The video will give you a list but if you want to read a little about each film or click on a link to the original post, then all you have to do is continue to the next page.
Pound for pound, the most entertaining movie of 2017. The original "Lego Movie" was terrific and it produced the breakout character of "Lego Batman". Now instead of being a secondary character, Batman takes his place as the star of the film, while the screenwriters lampoon every Batman Trope you can think of. Will Arnet is great as the voice of the most honest and self centered caped crusader we have ever seen.
A drama disguised as a comedy, this was a last minute entry that forced me to redo the video you saw on the first page. I might move this higher as I think about it more but for now, I'm just glad I got it on the list and you should be glad to go and see it yourself. It is highly entertaining and and ultimately a little sad. Two great female performances also dominate the film.
Director Denis Villeneuve has made a great sequel to a great film that was ignored in its time, and he is getting the same treatment. Audiences stayed away but the film will grow to be as memorable as the original. Somehow that seems poetic, although I'm sure the folks at Warner Brothers would rather have the box office.
Actor Gary Oldman gives a performance worthy of the most towering figure of the last century. The film focuses on the two weeks after Churchill became Prime Minister, and that moment in time when it looked like the world could be lost. Historians may wavier about the "Great Man" approach to history, if they do, they should go back and reassess what might have happened if Winston Churchill was not there.
Three terrific performances justify the inclusion of this film on the list. Francis McDormand might overshadow the film except that Woody Harrelson is there. Both of them will need to move over a little because Sam Rockwell gives a performance that should finally produce awards attention that he has not received before.
A wonderful, largely unseen gem from Great Britain, which serves as an entertaining companion piece to two other films on my list. This is a war film, about everyday people making a movie about everyday people. It is just the kind of thing that gets me on a regular basis. As an added bonus it has great performance from another of my favorites, Bill Nighy. I doubt that it will be remembered at awards time, but it should be.
An action crime film from Edgar Wright, and it is propelled by music primarily from the 70s, that's another reason to love this movie. The car chases alone are worth your time, but there is also a sweet love story and some very scary characters to go along with it.

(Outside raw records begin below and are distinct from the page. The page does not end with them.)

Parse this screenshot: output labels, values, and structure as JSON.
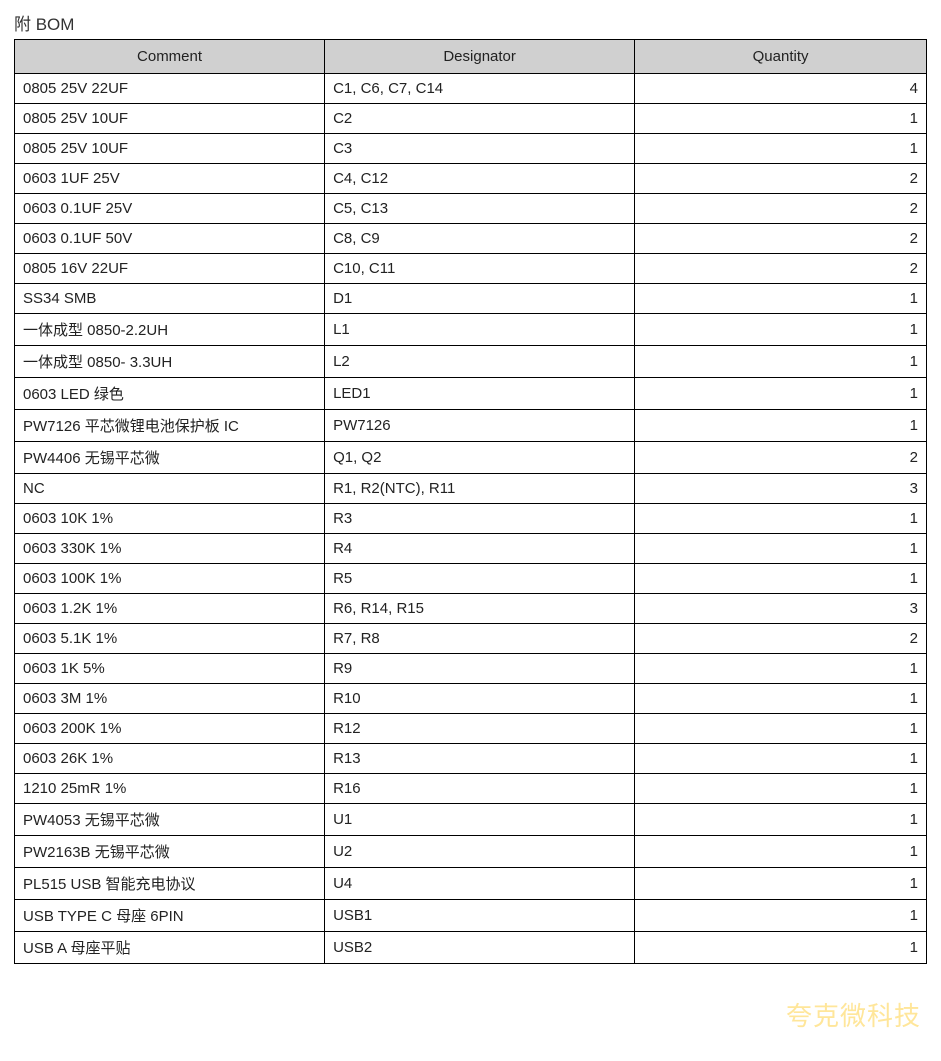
{
  "title": "附 BOM",
  "watermark": "夸克微科技",
  "table": {
    "header_background": "#d0d0d0",
    "border_color": "#000000",
    "text_color": "#222222",
    "font_size": 15,
    "columns": [
      {
        "key": "comment",
        "label": "Comment",
        "width_pct": 34,
        "align": "left"
      },
      {
        "key": "designator",
        "label": "Designator",
        "width_pct": 34,
        "align": "left"
      },
      {
        "key": "quantity",
        "label": "Quantity",
        "width_pct": 32,
        "align": "right"
      }
    ],
    "rows": [
      {
        "comment": "0805 25V   22UF",
        "designator": "C1, C6, C7, C14",
        "quantity": "4"
      },
      {
        "comment": "0805 25V 10UF",
        "designator": "C2",
        "quantity": "1"
      },
      {
        "comment": "0805 25V   10UF",
        "designator": "C3",
        "quantity": "1"
      },
      {
        "comment": "0603 1UF   25V",
        "designator": "C4, C12",
        "quantity": "2"
      },
      {
        "comment": "0603 0.1UF   25V",
        "designator": "C5, C13",
        "quantity": "2"
      },
      {
        "comment": "0603 0.1UF   50V",
        "designator": "C8, C9",
        "quantity": "2"
      },
      {
        "comment": "0805 16V   22UF",
        "designator": "C10, C11",
        "quantity": "2"
      },
      {
        "comment": "SS34   SMB",
        "designator": "D1",
        "quantity": "1"
      },
      {
        "comment": "一体成型 0850-2.2UH",
        "designator": "L1",
        "quantity": "1"
      },
      {
        "comment": "一体成型 0850- 3.3UH",
        "designator": "L2",
        "quantity": "1"
      },
      {
        "comment": "0603 LED  绿色",
        "designator": "LED1",
        "quantity": "1"
      },
      {
        "comment": "PW7126 平芯微锂电池保护板 IC",
        "designator": "PW7126",
        "quantity": "1"
      },
      {
        "comment": "PW4406 无锡平芯微",
        "designator": "Q1, Q2",
        "quantity": "2"
      },
      {
        "comment": "NC",
        "designator": "R1, R2(NTC), R11",
        "quantity": "3"
      },
      {
        "comment": "0603 10K 1%",
        "designator": "R3",
        "quantity": "1"
      },
      {
        "comment": "0603 330K 1%",
        "designator": "R4",
        "quantity": "1"
      },
      {
        "comment": "0603 100K 1%",
        "designator": "R5",
        "quantity": "1"
      },
      {
        "comment": "0603 1.2K   1%",
        "designator": "R6, R14, R15",
        "quantity": "3"
      },
      {
        "comment": "0603 5.1K 1%",
        "designator": "R7, R8",
        "quantity": "2"
      },
      {
        "comment": "0603 1K 5%",
        "designator": "R9",
        "quantity": "1"
      },
      {
        "comment": "0603 3M 1%",
        "designator": "R10",
        "quantity": "1"
      },
      {
        "comment": "0603 200K 1%",
        "designator": "R12",
        "quantity": "1"
      },
      {
        "comment": "0603 26K 1%",
        "designator": "R13",
        "quantity": "1"
      },
      {
        "comment": "1210 25mR 1%",
        "designator": "R16",
        "quantity": "1"
      },
      {
        "comment": "PW4053 无锡平芯微",
        "designator": "U1",
        "quantity": "1"
      },
      {
        "comment": "PW2163B 无锡平芯微",
        "designator": "U2",
        "quantity": "1"
      },
      {
        "comment": "PL515 USB 智能充电协议",
        "designator": "U4",
        "quantity": "1"
      },
      {
        "comment": "USB TYPE C  母座 6PIN",
        "designator": "USB1",
        "quantity": "1"
      },
      {
        "comment": "USB A 母座平贴",
        "designator": "USB2",
        "quantity": "1"
      }
    ]
  }
}
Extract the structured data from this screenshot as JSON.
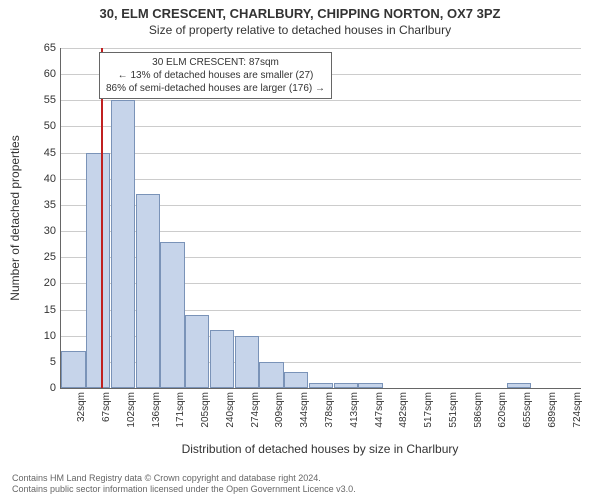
{
  "title": "30, ELM CRESCENT, CHARLBURY, CHIPPING NORTON, OX7 3PZ",
  "subtitle": "Size of property relative to detached houses in Charlbury",
  "ylabel": "Number of detached properties",
  "xlabel": "Distribution of detached houses by size in Charlbury",
  "chart": {
    "type": "histogram",
    "ylim": [
      0,
      65
    ],
    "ytick_step": 5,
    "xticks": [
      "32sqm",
      "67sqm",
      "102sqm",
      "136sqm",
      "171sqm",
      "205sqm",
      "240sqm",
      "274sqm",
      "309sqm",
      "344sqm",
      "378sqm",
      "413sqm",
      "447sqm",
      "482sqm",
      "517sqm",
      "551sqm",
      "586sqm",
      "620sqm",
      "655sqm",
      "689sqm",
      "724sqm"
    ],
    "values": [
      7,
      45,
      55,
      37,
      28,
      14,
      11,
      10,
      5,
      3,
      1,
      1,
      1,
      0,
      0,
      0,
      0,
      0,
      1,
      0,
      0
    ],
    "bar_fill": "#c6d4ea",
    "bar_stroke": "#7a93b8",
    "grid_color": "#cccccc",
    "background_color": "#ffffff",
    "axis_color": "#666666",
    "marker_index": 1.6,
    "marker_color": "#c02020"
  },
  "annotation": {
    "line1": "30 ELM CRESCENT: 87sqm",
    "line2": "← 13% of detached houses are smaller (27)",
    "line3": "86% of semi-detached houses are larger (176) →"
  },
  "footer": {
    "line1": "Contains HM Land Registry data © Crown copyright and database right 2024.",
    "line2": "Contains public sector information licensed under the Open Government Licence v3.0."
  }
}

I know Kevin Spacey is persona non grata these days, but his presence in the film should not be a deterrent, There is a lot here to love.
Speaking of things to love, here is a Pixar film to love. Do you remember the days when every Pixar film was fantastic, you know before the dark times, before Cars 2? Well let's hope those days have returned because this would make an excellent entry point to such a joyous return to form. I got more about the culture and tradition of this holiday from this movie, than I've received from living next to the culture for almost sixty years. Here is a dysfunctional family that needs redeeming by music and love. Do yourself a favor, save this movie for a time when you really need some uplifting inspiration. Then watch it and see how much better your life is.
This film written and directed by Taylor Sheridan is bleak, honest and something that will stick in your head if you let it. Sheridan wrote last years "Hell or High Water", which if I were to redo my list from last year would probably move up to being my favorite film of last year. So for the second year in a row, he has a film in the number two spot on my list. That is some kind of consistence.
Christopher Nolan has not disappointed me yet as a director. Maybe "The Dark Knight Rises" fails to meet the standard set by it's predecessor, but it was still an excellent film. Once again, he has something here to impress us with. The biggest military disaster imaginable is avoided and it turns a retreat into a critical turning point in favor of the Allies. There is not a lot of character, the plot barely follows specific people and never really delves into their backstory. Everything is focused on the events taking place and the crisis atmosphere that surrounds the characters. "Darkest Hour" and "Their Finest" are companion pieces to this film, but this is the one that takes film making expertise and applies it to an event to make us feel as if we really know what happened. This was the best film I saw last year.